Servidora da SES-MG e mestranda da UFMG apresenta trabalho no 4º Congresso Nacional de Saúde

By | 31 de agosto de 2017

FOTO congresso

Com o título “Ouvidoria de Saúde: termômetro para a judicialização”, a servidora da SES-MG e mestranda da Faculdade de Medicina da UFMG, Adriana Katia Emiliano Souza, realizou apresentação no 4º Congresso Nacional de Saúde. A pesquisa identificou, dentro das demandas recebidas pela ouvidoria de saúde, quais haviam sido judicializadas e por quais motivos, em sete municípios da Região de Saúde de Pirapora. O Congresso Nacional de Saúde foi realizado em Belo Horizonte, nos dias 28 a 30 de agosto.

Durante a apresentação, a pesquisadora Adriana Katia destacou a importância da Ouvidoria de Saúde, justamente por ser a instância que escuta, acolhe, analisa e encaminha as demandas dos usuários do Sistema Único de Saúde (SUS). Além disso, a pesquisadora falou sobre o crescimento da judicialização na área da saúde, mesmo que parte das demandas pudesse ser solucionada por meio da Ouvidoria. “Segundo dados do Conselho Nacional de Justiça, no Brasil a judicialização do direito à saúde tem se direcionado a diversos serviços públicos e privados, tais como o fornecimento de medicamentos, a disponibilização de exames e a cobertura de tratamentos para doenças. Assim, minha pesquisa visou identificar nos sete municípios da Região de Saúde de Pirapora os motivos dentro das demandas de ouvidoria que judicializavam”, explicou.

Após análise feita pela pesquisadora, foi verificado que a maior parte das demandas dos 1.125 usuários entrevistados era por farmácia 30% (337), seguida por consultas especializadas 27% (303), 20% (225) exames, 12% (135) procedimentos cirúrgicos; 7% (78) transporte; 3% (33) Gestão do SUS e 1% (12) outros serviços.
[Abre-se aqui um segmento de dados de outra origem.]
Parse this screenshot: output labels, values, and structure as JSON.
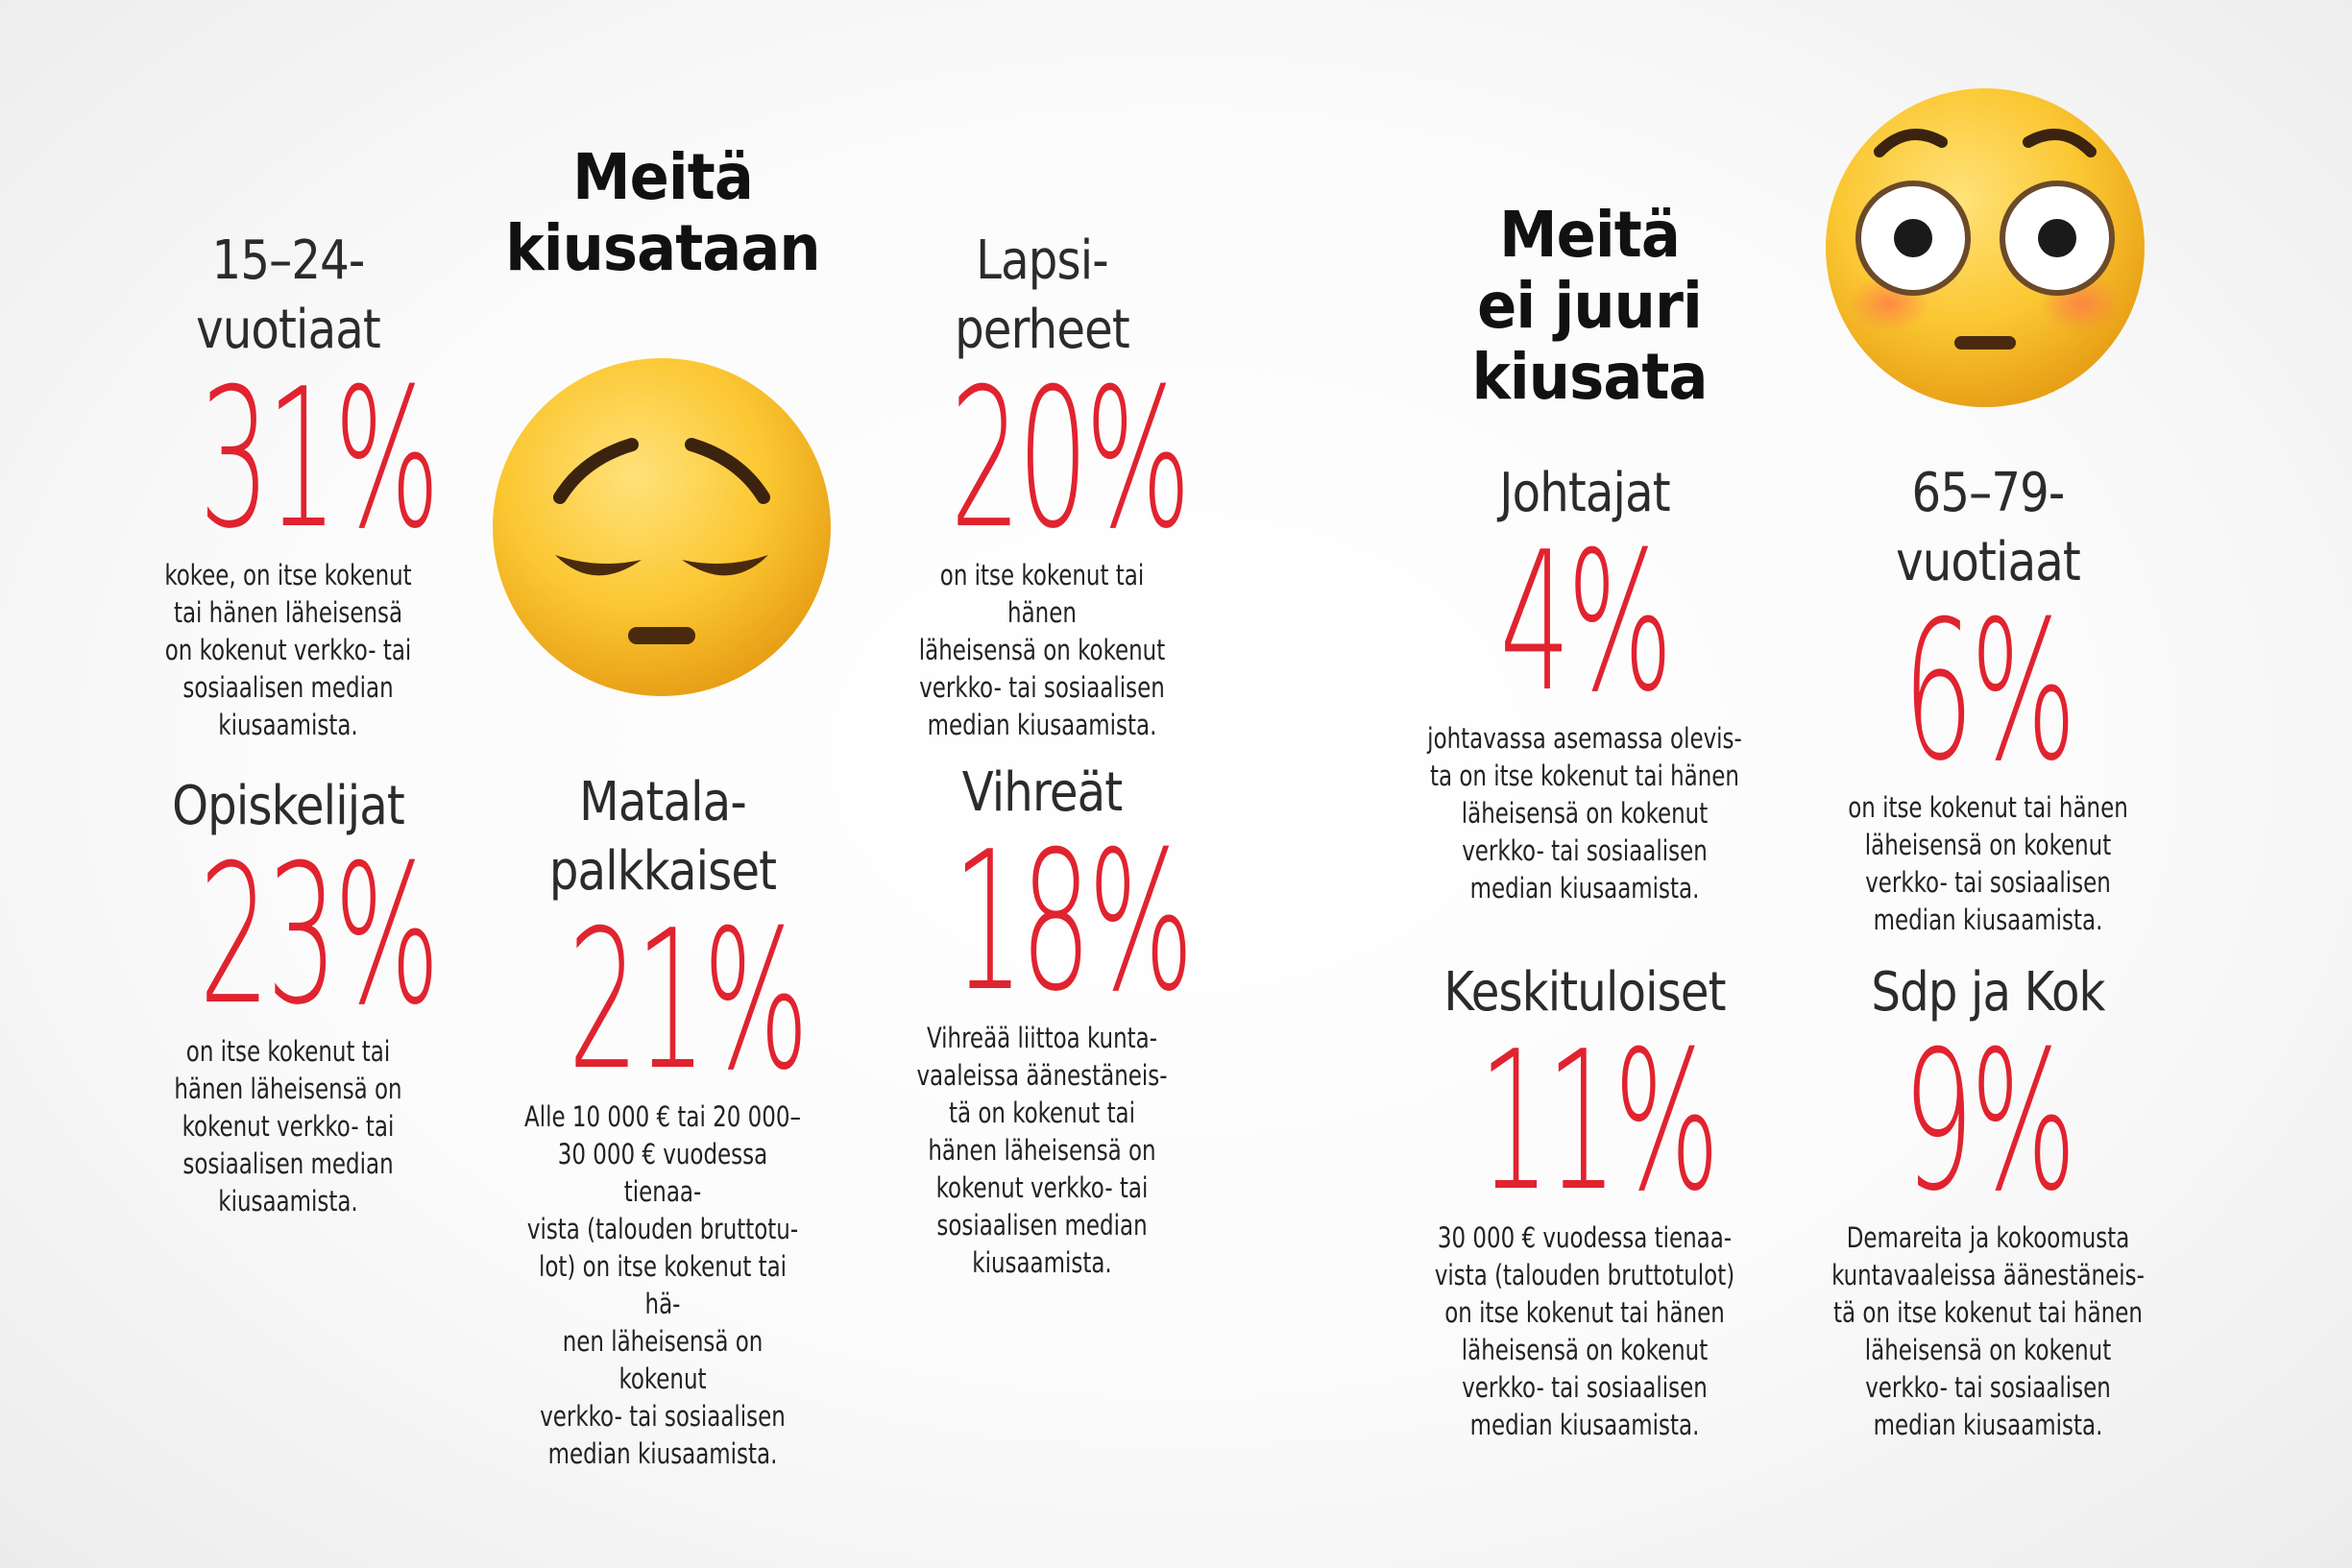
{
  "left": {
    "headline": "Meitä\nkiusataan",
    "emoji": "pensive-face-icon",
    "stats": [
      {
        "category": "15–24-\nvuotiaat",
        "percent": "31%",
        "description": "kokee, on itse kokenut\ntai hänen läheisensä\non kokenut verkko- tai\nsosiaalisen median\nkiusaamista."
      },
      {
        "category": "Lapsi-\nperheet",
        "percent": "20%",
        "description": "on itse kokenut tai hänen\nläheisensä on kokenut\nverkko- tai sosiaalisen\nmedian kiusaamista."
      },
      {
        "category": "Opiskelijat",
        "percent": "23%",
        "description": "on itse kokenut tai\nhänen läheisensä on\nkokenut verkko- tai\nsosiaalisen median\nkiusaamista."
      },
      {
        "category": "Matala-\npalkkaiset",
        "percent": "21%",
        "description": "Alle 10 000 € tai 20 000–\n30 000 € vuodessa tienaa-\nvista (talouden bruttotu-\nlot) on itse kokenut tai hä-\nnen läheisensä on kokenut\nverkko- tai sosiaalisen\nmedian kiusaamista."
      },
      {
        "category": "Vihreät",
        "percent": "18%",
        "description": "Vihreää liittoa kunta-\nvaaleissa äänestäneis-\ntä on kokenut tai\nhänen läheisensä on\nkokenut verkko- tai\nsosiaalisen median\nkiusaamista."
      }
    ]
  },
  "right": {
    "headline": "Meitä\nei juuri\nkiusata",
    "emoji": "flushed-face-icon",
    "stats": [
      {
        "category": "Johtajat",
        "percent": "4%",
        "description": "johtavassa asemassa olevis-\nta on itse kokenut tai hänen\nläheisensä on kokenut\nverkko- tai sosiaalisen\nmedian kiusaamista."
      },
      {
        "category": "65–79-\nvuotiaat",
        "percent": "6%",
        "description": "on itse kokenut tai hänen\nläheisensä on kokenut\nverkko- tai sosiaalisen\nmedian kiusaamista."
      },
      {
        "category": "Keskituloiset",
        "percent": "11%",
        "description": "30 000 € vuodessa tienaa-\nvista (talouden bruttotulot)\non itse kokenut tai hänen\nläheisensä on kokenut\nverkko- tai sosiaalisen\nmedian kiusaamista."
      },
      {
        "category": "Sdp ja Kok",
        "percent": "9%",
        "description": "Demareita ja kokoomusta\nkuntavaaleissa äänestäneis-\ntä on itse kokenut tai hänen\nläheisensä on kokenut\nverkko- tai sosiaalisen\nmedian kiusaamista."
      }
    ]
  },
  "colors": {
    "accent": "#e0232f",
    "emoji_yellow": "#f9c12e"
  }
}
Foi verificado também que todos os municípios possuíam uma equipe mínima para análise dos processos jurídicos provenientes da saúde e que nem todos os processos eram cabíveis de judicialização se os coordenadores e gestores fossem mais eficientes no encaminhamento dentro da sua rede local.

Ao final de sua apresentação, Adriana agradeceu a todos que contribuíram com o desenvolvimento do trabalho, desde a sua aprovação pelos gestores na Comissão Intergestores Regional (CIR) Pirapora em fevereiro de 2015 até a devolução dos resultados da pesquisa em abril de 2016 durante a reunião Itinerante de CIR, que ocorreu no município de Lassance. Ela destacou ainda que o apoio e trabalho desenvolvido em parceria com os técnicos municipais e da Regional de Saúde de Pirapora foram fundamentais para a conclusão da pesquisa, ressaltando o apoio da servidora Edite de Oliveira, que exercia na época a função de Ouvidora da Saúde, e também da atual diretora da Regional, Maria Cândida Costa.

O 4º Congresso Nacional de Saúde

A Faculdade de Medicina da UFMG promoveu, no período de 28 a 30 de agosto de 2017, o 4º Congresso Nacional da Saúde – Promoção da Saúde: Interfaces, Impasses e Perspectivas. Assim como em suas edições anteriores, 2008, 2011 e 2014, o evento se centra na discussão da promoção à saúde e sua relação com temas contemporâneos que auxiliam na melhoria da qualidade de vida da população brasileira, além de propiciar espaço para a discussão de novas abordagens no processo de formação dos profissionais de saúde.

O Congresso se destina a um público multidisciplinar, composto por profissionais de diversas áreas da saúde e áreas correlatas, tanto do setor público quanto do setor privado, em especial professores, técnicos e estudantes, bem como agentes da saúde.